Retraining

Evaluating the quality of the model on a new dataset

The initial model M is fitted using a set of five representative datasets, hereafter referred to as the standard datasets (DS1–5). If your data deviates too much from the standard dataset, M may perform less well.

Specifically, when setting out to score a new dataset, you may be faced with one of three situations, as reflected by the corresponding F1 score (i.e., 2TP/2TP+FN+FP, TP: true positive, FP: false positive; FN: false negative): (1) the initial model (M) performs well on the new dataset (0.9 ≤ F1 ≤ 1); in this case, model M is used; (2) model M performs significantly worse on the new dataset (0.5 ≤ F1 < 0.9); in this case, you may want to consider retraining the model (see below); (3) the model does not work at all (0 ≤ F1 < 0.5); such a low F1-value probably means that the features of the dataset are too distant from the original representative dataset to warrant retraining starting from M.

Before retraining a model (2), verify once more the quality of the data, which needs to be sufficiently good in terms of signal over noise to enable efficient learning. If this is not the case, it is evident that the model will not be able to learn well. If you, as a human being, cannot tell the difference between a real focus and a stray spot using a single channel at hand (i.e., not looking at other channels), the same will hold for the model.

To retrain the model, you first must annotate the dataset, divide it randomly into training and test sets (90 % versus 10 % of the data, respectively). Next, the model is trained with the 90 % set, thus generating a new model, M*. Last, you will evaluate the gain of performance on the new dataset, as well as the potential loss of performance on the standard datasets.

Detailed training procedure

  1. Split the dataset into training (90%) and test (10%) sets, each containing one field of view and the channel to use. This helps trace back issues during the training and renders the model fitting reproducible.

  2. Label all the images present in training and test sets using Labelbox. To upload the images, please create the vignettes first and then upload them once you have a project set up.

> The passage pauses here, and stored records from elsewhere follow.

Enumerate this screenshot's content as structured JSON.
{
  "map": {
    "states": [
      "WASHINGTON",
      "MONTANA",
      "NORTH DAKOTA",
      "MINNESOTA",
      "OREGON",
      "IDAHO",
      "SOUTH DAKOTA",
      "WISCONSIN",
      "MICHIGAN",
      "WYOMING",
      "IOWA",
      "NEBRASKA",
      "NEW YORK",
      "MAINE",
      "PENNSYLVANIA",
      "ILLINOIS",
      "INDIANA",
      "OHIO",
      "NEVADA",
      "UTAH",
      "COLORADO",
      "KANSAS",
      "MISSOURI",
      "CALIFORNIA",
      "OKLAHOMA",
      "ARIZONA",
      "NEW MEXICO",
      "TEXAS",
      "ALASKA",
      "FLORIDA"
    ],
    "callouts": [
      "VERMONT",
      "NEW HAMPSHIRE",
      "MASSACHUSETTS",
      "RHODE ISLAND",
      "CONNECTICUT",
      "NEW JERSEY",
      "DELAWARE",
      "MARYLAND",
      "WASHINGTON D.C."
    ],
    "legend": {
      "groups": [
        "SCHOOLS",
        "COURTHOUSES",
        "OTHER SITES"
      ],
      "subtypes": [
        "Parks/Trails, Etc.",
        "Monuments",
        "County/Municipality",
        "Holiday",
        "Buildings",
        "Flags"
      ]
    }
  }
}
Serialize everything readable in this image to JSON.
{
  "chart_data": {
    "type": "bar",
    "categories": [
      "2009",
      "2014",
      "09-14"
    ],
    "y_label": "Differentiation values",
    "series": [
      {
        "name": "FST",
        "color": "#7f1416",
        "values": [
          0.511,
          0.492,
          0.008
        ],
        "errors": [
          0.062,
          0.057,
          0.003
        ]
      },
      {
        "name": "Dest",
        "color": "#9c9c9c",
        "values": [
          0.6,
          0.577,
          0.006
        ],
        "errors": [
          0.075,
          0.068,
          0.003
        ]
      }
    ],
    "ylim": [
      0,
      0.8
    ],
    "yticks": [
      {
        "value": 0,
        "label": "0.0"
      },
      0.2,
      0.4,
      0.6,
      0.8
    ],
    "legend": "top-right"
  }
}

  3. Save all foci coordinates (x, y), origin at top-left, present in one field of view as one text file under /path/to/dataset/annotation/centrioles/ with the naming scheme <dataset_name>_max_C<channel_index>.txt.

  4. Evaluate the newly annotated dataset using the model M by computing the F1 score.

  5. If the performance is poor (i.e., F1 score < 0.9), fit a new model instance, M*, with the standard dataset plus the new dataset (90% in each case).

  6. Test performance of model M* on the new data set; hopefully the F1 score will now be ≥ 0.9 (if not: consider increasing size of annotated data).

  7. Test performance of model M* on the standard datasets; if performance of F1* ≥ F1, then save M* as the new M ( otherwise keep M* as a separate model for the new type of data set).

How to save annotation

We recommend the tool Labelbox to annotate the dataset. In this respect, CenFind provides cenfind vignettes that creates 2-channel images ready for export to Labelbox. Specifically, each image will be saved as 8-bit PNG with a text label indicating the file name and the centriolar channel used. Moreover, the nuclei will appear in the background to help you discriminate real foci from stray spots. In a second step, you can load those vignettes in you Labelbox session and create a new project. Finally, when you are done with the annotation, you need to download the annotations and save them under annotations/centrioles/ in one file per field-channel pair with the file name as <field_name>_C<channel>.txt.

Below is an example vignette with nuclei in blue and the centriolar channel in green:

_images/RPE1wt_CEP152%2BGTU88%2BPCNT_1_MMStack_1-Pos_000_000_max_C1.png

Training a new model

To retrain a new model, you can simply run cenfind train and pass the dataset that contains the projections and the corresponding annotations (in annotations/centrioles/*.txt), as well as the parent folder in which the model weights will be saved. You will also specify the number of epochs to train.

Using spotiflow

CenFind uses an old version of Spotiflow, namely Spotipy. We highly recommend to follow the instructions from Spotiflow (https://github.com/weigertlab/spotiflow/) to train a newer model and to adapt CenFind to process the output of Spotiflow.